Заключая сделку, он только информирует. Пакет с отчётом доставляется заказчику, им просматривается и тут же, при Парсонсе, уничтожается. Никакого блэкмэйла, никаких судебных исков, если что – персекьютор будет всё отрицать, он впервые видит и клиента, и заказчика, а на Луну вообще летал лишь однажды – с университетской экскурсией пятнадцать лет назад.

Хотите – копите злобу на будущее, хотите – делайте ответные подлости, если есть желание – можно прям завтра вцепиться благоверному в кадык. Кстати, так обычно и заканчивается: либо моргом, либо разводом, в зависимости от темперамента участников. Хуже если в дело активно включается внезапно выживший клиент. Тогда начинается поиск самого персекьютора, и если его всё-таки находят…

Приходилось поглядывать по сторонам, в общем.

«Параноиком в отставке» становиться тоже не хотелось, так что Парсонс, по привычке то и дело кося одним глазом, спокойно углубился в чтение свежих сплетен.

Платные жёлтые листки про знаменитостей были главной слабостью людей его рода занятий.
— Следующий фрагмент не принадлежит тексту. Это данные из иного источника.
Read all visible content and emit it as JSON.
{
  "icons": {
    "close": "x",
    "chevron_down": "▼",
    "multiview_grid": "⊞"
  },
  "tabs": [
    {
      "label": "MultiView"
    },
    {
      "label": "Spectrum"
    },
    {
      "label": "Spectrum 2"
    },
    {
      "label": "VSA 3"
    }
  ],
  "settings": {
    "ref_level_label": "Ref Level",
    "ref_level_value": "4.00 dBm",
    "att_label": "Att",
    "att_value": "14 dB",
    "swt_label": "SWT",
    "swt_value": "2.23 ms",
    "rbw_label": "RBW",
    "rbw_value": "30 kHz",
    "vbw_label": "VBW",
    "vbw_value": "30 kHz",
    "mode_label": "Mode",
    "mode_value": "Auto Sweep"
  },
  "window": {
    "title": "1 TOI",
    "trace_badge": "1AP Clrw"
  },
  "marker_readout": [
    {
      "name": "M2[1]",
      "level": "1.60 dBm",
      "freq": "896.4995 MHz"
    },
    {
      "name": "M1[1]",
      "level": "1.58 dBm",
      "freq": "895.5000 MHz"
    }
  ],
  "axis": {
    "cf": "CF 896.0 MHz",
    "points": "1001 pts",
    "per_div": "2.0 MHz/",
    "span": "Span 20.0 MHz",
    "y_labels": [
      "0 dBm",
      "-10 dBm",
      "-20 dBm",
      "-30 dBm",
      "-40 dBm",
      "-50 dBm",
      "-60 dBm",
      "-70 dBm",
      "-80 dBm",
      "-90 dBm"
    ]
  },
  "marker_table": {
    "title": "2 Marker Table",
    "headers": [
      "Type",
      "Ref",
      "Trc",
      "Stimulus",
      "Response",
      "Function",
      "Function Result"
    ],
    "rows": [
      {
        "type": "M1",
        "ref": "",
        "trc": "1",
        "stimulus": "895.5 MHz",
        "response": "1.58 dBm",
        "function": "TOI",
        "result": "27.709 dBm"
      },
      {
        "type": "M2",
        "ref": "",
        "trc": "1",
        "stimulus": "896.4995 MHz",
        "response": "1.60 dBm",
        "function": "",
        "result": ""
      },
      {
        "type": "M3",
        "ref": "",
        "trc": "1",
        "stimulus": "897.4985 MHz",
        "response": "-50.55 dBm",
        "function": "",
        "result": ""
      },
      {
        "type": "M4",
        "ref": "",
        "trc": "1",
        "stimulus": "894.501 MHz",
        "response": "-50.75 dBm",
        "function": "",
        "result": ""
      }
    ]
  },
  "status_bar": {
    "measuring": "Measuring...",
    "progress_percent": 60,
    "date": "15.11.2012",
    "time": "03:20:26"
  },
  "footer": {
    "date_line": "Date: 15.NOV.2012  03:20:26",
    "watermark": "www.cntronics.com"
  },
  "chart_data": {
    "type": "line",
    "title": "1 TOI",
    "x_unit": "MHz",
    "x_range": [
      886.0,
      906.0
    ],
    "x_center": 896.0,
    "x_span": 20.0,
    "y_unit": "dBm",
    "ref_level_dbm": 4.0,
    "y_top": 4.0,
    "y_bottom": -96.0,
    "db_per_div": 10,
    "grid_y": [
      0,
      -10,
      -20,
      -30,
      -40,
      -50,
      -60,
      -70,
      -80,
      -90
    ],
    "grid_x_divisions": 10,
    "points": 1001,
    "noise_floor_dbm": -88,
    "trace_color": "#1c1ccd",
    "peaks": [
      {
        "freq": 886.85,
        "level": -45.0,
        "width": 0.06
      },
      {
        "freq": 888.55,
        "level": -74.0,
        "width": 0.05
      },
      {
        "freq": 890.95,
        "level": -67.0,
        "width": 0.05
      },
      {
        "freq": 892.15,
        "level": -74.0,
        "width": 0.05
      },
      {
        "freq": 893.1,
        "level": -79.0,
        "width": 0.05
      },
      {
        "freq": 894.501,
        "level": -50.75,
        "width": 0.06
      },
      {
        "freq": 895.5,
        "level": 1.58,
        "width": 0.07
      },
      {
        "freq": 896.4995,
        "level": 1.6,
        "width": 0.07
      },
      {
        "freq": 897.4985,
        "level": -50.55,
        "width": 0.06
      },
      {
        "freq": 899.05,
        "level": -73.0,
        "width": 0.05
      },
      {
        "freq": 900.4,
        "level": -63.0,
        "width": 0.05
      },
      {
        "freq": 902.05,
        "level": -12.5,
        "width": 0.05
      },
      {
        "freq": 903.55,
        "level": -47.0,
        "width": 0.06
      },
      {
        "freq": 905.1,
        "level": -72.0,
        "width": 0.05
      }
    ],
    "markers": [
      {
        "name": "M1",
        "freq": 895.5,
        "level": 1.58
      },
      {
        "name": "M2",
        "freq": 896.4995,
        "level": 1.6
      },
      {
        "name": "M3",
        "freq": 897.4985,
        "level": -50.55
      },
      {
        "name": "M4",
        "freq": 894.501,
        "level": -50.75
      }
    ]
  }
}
Папарацци были почти коллегами, хотя разница в их работе была как между рестлером и ночным душителем-маньяком. Оба вроде не первый год в этом бизнесе, оба профи, только душитель не признаёт договорных матчей, не нуждается в показушной акробатике и не склонен к мелодрамам.

Жёлтая пресса и их постоянные объекты внимания нуждались друг в друге, в их работе по большому счёту не было конфликта, все чётко знали свод правил, никто не зарывался сверх меры, никто не добивал упавшего и не бил в спину.

Персекьюторы же – не только роняли на пол, но и добивали, пусть и чужими руками. И сколько ни рассуждай про «джаст бизнес», рано или поздно тебе дадут сдачи пропорционально содеянному.

Так что светские сплетни про очередную латиноамериканскую звездульку, обоссавшуюся от счастья на вручении очередной железяки, были для Парсонса отдушиной, своеобразной дверью в светлый мир детства, где персекьюторы и их клиенты вежливо раскланиваются при встрече, хотя и могут изредка провести красивую перестрелку в стиле Дикого Запада, с подрагиванием пальца у спускового крючка и бросанием в сторону противника убийственных взглядов.

В жизни всё бывало куда прозаичнее. Недавно одного незадачливого персекьютора, неловко попавшегося на глаза клиенту, что самое печальное, ещё до передачи инфы заказчику, отвезли куда-то на корпоративную территорию, а потом выложили запись всего, что случилось после этого, в интервеб.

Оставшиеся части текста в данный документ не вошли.